Nous réclamons une reconnaissance de la pénibilité de la profession. L’espérance de vie d’une infirmière, c’est 78 ans, contre 85 ans pour toutes les Françaises, selon la CNRACL. A l’âge de partir à la retraite, 30 % des aides-soignantes et 20 % des infirmières ont un taux d’invalidité.
Il faut reconnaître à nouveau la pénibilité de notre travail. La réforme des retraites de François Fillon en 2003 avait établi une bonification d’un an tous les 10 ans, qui a été ensuite supprimée par Roselyne Bachelot lors du passage en catégorie A : puisque nous étions mieux payés, notre travail n’était plus pénible... Nous ne vous demandons pas de rétablir des droits datant de l’époque des machines à vapeur pour les conducteurs de TGV, mais bien une mesure de 2003.
Autre revendication, la concordance des temps. Il faut synchroniser les organisations médicales et paramédicales ; cela engendrerait de vrais gains.
La T2A est sans doute adaptée à la chirurgie mais pas aux soins chroniques et à la gérontologie - soit la plus grande part des soins. Il y a plein d’hôpitaux où l’activité augmente, mais à qui on demande de rendre des postes, car il faut bien répartir les diminutions globales qui ont été décidées. Cela n’a pas de sens !

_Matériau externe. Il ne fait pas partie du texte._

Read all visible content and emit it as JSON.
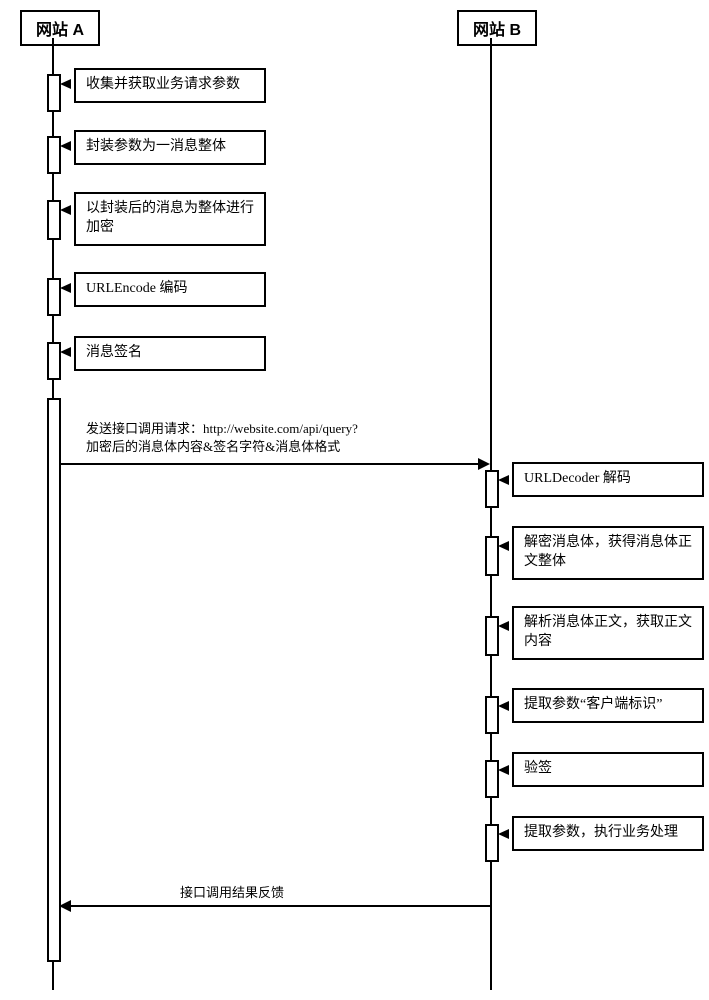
{
  "participants": {
    "a": {
      "label": "网站 A"
    },
    "b": {
      "label": "网站 B"
    }
  },
  "steps_a": [
    {
      "text": "收集并获取业务请求参数"
    },
    {
      "text": "封装参数为一消息整体"
    },
    {
      "text": "以封装后的消息为整体进行加密"
    },
    {
      "text": "URLEncode 编码"
    },
    {
      "text": "消息签名"
    }
  ],
  "request": {
    "line1": "发送接口调用请求：http://website.com/api/query?",
    "line2": "加密后的消息体内容&签名字符&消息体格式"
  },
  "steps_b": [
    {
      "text": "URLDecoder 解码"
    },
    {
      "text": "解密消息体，获得消息体正文整体"
    },
    {
      "text": "解析消息体正文，获取正文内容"
    },
    {
      "text": "提取参数“客户端标识”"
    },
    {
      "text": "验签"
    },
    {
      "text": "提取参数，执行业务处理"
    }
  ],
  "response": {
    "label": "接口调用结果反馈"
  }
}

Il faudrait établir une seconde partie de carrière pour les soignants : un jour par semaine, l’infirmier senior serait sorti de l’effectif pour des tâches de tutorat des nouveaux professionnels, des infirmières de suppléance qui arrivent et des étudiants. Il y a aujourd’hui un turn-over si important que cela occasionne des problèmes de transmission des connaissances. Parfois, la plus ancienne infirmière d’un service a deux ans de diplôme ! Ce jour-là, l’infirmier senior pourrait aussi se consacrer à l’accompagnement des patients et des cas complexes.
Il faut revoir le rôle du cadre de proximité ; il doit être avant tout un animateur d’équipe. Le turn-over est de 20 % par an à l’AP-HP ; 30 % des nouvelles diplômées quittent leur métier dans les cinq ans. C’est un véritable gâchis ! Mais, se sentant incapables de tenir 42 ans à ce rythme, elles préfèrent repartir en formation pour devenir assistantes sociales ou professeurs des écoles.
Les budgets de formation se réduisent et ils sont monopolisés par les formations éloignées du cœur de métier, comme pour l’utilisation d’un nouveau système informatique. Il arrive de surcroît de plus en plus que l’on se voie accorder une formation mais qu’elle soit annulée, faute d’effectifs disponibles suffisants.
Nous réclamons enfin le statut d’infirmière de pratique avancée, au niveau master, qui existe déjà dans 24 pays depuis les années 1960. On en compte 330 000 au total dans le monde. Ces infirmières pourraient prendre en charge les consultations de routine pour les maladies chroniques, ce qui libère du temps médical. Cela représenterait un gain pour l’assurance maladie et une possibilité de progression pour les infirmières. Ce statut resterait minoritaire : cinquante ans après sa création, elles ne représentent que 5 % des effectifs aux États-Unis, soit autant que les infirmières de bloc opératoire, les infirmières anesthésistes ou en puériculture.